The first phase of construction work has been underway for the past five years, with $20bn of investments pumped into an area spanning 40,000 feddans (16,800ha). When all three phases are complete, the fully-developed new capital should be able to accommodate up to 6.5 million people on 70,000ha – almost the size of Singapore.
It has been a boon for construction companies both domestic and foreign. China State Construction Engineering Corporation won a deal in 2017 to build 20 big towers in the New Administrative Capital and they are due to be completed by next year. The building boom is also a boost for Orascom Construction, a local company that signed $1bn in projects in the last quarter of 2020, with almost two-thirds of them in Egypt.
In September, Orascom, The Arab Contractors and Germany’s Siemens signed a deal with the government to build a high-speed rail link from Ain Sokhna to Alexandria. The Arab Contractors company is building the new Senate, the new parliament and a huge Islamic cultural centre in the newly constructed city.

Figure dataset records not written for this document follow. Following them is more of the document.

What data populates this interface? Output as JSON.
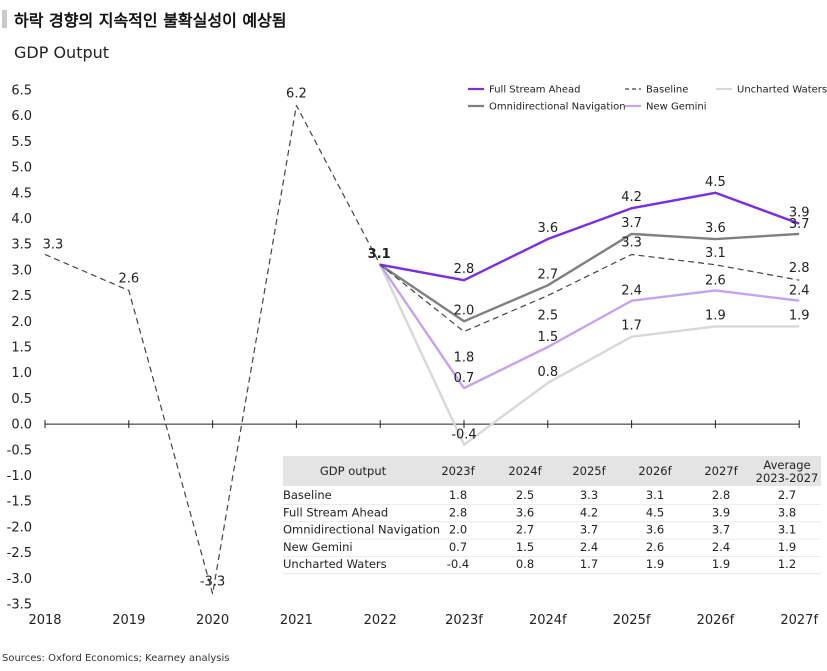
{
  "header": {
    "title": "하락 경향의 지속적인 불확실성이 예상됨",
    "subtitle": "GDP Output"
  },
  "footer": {
    "source": "Sources: Oxford Economics; Kearney analysis"
  },
  "colors": {
    "full_stream": "#7b2ee0",
    "baseline": "#444444",
    "omni": "#808080",
    "new_gemini": "#c6a3f0",
    "uncharted": "#d8d8d8",
    "table_header_bg": "#e4e4e4"
  },
  "chart_data": {
    "type": "line",
    "x": [
      "2018",
      "2019",
      "2020",
      "2021",
      "2022",
      "2023f",
      "2024f",
      "2025f",
      "2026f",
      "2027f"
    ],
    "ylim": [
      -3.5,
      6.5
    ],
    "yticks": [
      "6.5",
      "6.0",
      "5.5",
      "5.0",
      "4.5",
      "4.0",
      "3.5",
      "3.0",
      "2.5",
      "2.0",
      "1.5",
      "1.0",
      "0.5",
      "0.0",
      "-0.5",
      "-1.0",
      "-1.5",
      "-2.0",
      "-2.5",
      "-3.0",
      "-3.5"
    ],
    "grid": false,
    "legend_position": "top-right",
    "series": [
      {
        "name": "Baseline",
        "key": "baseline",
        "dash": true,
        "values": [
          3.3,
          2.6,
          -3.3,
          6.2,
          3.1,
          1.8,
          2.5,
          3.3,
          3.1,
          2.8
        ],
        "labels": [
          "3.3",
          "2.6",
          "-3.3",
          "6.2",
          "",
          "1.8",
          "2.5",
          "3.3",
          "3.1",
          "2.8"
        ]
      },
      {
        "name": "Full Stream Ahead",
        "key": "full_stream",
        "dash": false,
        "values": [
          null,
          null,
          null,
          null,
          3.1,
          2.8,
          3.6,
          4.2,
          4.5,
          3.9
        ],
        "labels": [
          "",
          "",
          "",
          "",
          "3.1",
          "2.8",
          "3.6",
          "4.2",
          "4.5",
          "3.9"
        ]
      },
      {
        "name": "Omnidirectional Navigation",
        "key": "omni",
        "dash": false,
        "values": [
          null,
          null,
          null,
          null,
          3.1,
          2.0,
          2.7,
          3.7,
          3.6,
          3.7
        ],
        "labels": [
          "",
          "",
          "",
          "",
          "",
          "2.0",
          "2.7",
          "3.7",
          "3.6",
          "3.7"
        ]
      },
      {
        "name": "New Gemini",
        "key": "new_gemini",
        "dash": false,
        "values": [
          null,
          null,
          null,
          null,
          3.1,
          0.7,
          1.5,
          2.4,
          2.6,
          2.4
        ],
        "labels": [
          "",
          "",
          "",
          "",
          "",
          "0.7",
          "1.5",
          "2.4",
          "2.6",
          "2.4"
        ]
      },
      {
        "name": "Uncharted Waters",
        "key": "uncharted",
        "dash": false,
        "values": [
          null,
          null,
          null,
          null,
          3.1,
          -0.4,
          0.8,
          1.7,
          1.9,
          1.9
        ],
        "labels": [
          "",
          "",
          "",
          "",
          "",
          "-0.4",
          "0.8",
          "1.7",
          "1.9",
          "1.9"
        ]
      }
    ],
    "table": {
      "headers": [
        "GDP output",
        "2023f",
        "2024f",
        "2025f",
        "2026f",
        "2027f",
        "Average",
        "2023-2027"
      ],
      "rows": [
        [
          "Baseline",
          "1.8",
          "2.5",
          "3.3",
          "3.1",
          "2.8",
          "2.7"
        ],
        [
          "Full Stream Ahead",
          "2.8",
          "3.6",
          "4.2",
          "4.5",
          "3.9",
          "3.8"
        ],
        [
          "Omnidirectional Navigation",
          "2.0",
          "2.7",
          "3.7",
          "3.6",
          "3.7",
          "3.1"
        ],
        [
          "New Gemini",
          "0.7",
          "1.5",
          "2.4",
          "2.6",
          "2.4",
          "1.9"
        ],
        [
          "Uncharted Waters",
          "-0.4",
          "0.8",
          "1.7",
          "1.9",
          "1.9",
          "1.2"
        ]
      ]
    }
  }
}
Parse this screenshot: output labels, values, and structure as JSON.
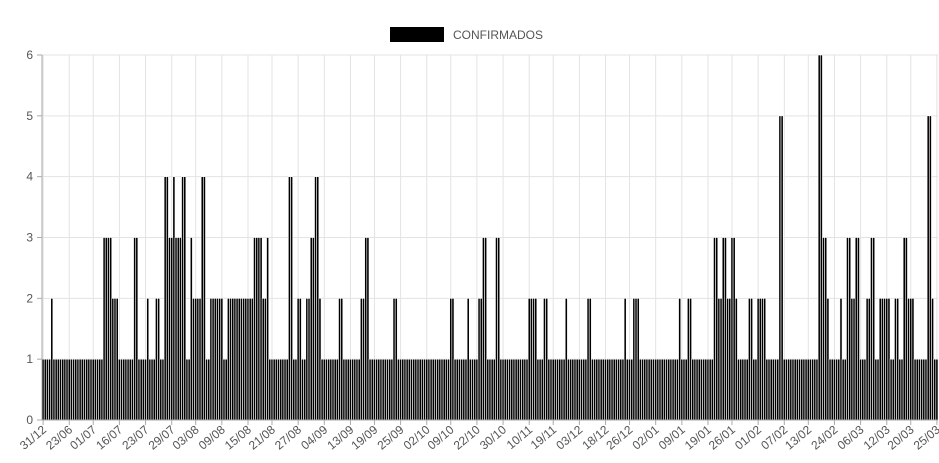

[…] the key issue now with building new cities is how to operate them, and what level of governance will be implemented to cope with the new challenges, such as the integration of technologies into day-to-day life.
Hundreds of kilometres to the west – on the Mediterranean – New Alamein, Egypt’s second most eminent mega-development, has been growing since 2018 on a 20,160-hectare parcel of land and is designed to house two million people. Like the new capital, New Alamein bristles with towers and skyscrapers (which are rare in Egypt) as well as government offices.
Both projects are part of 37 smart cities that are either at the planning stage or are already being built under the auspices of the government and the military, which is heavily entrenched in the contracting business.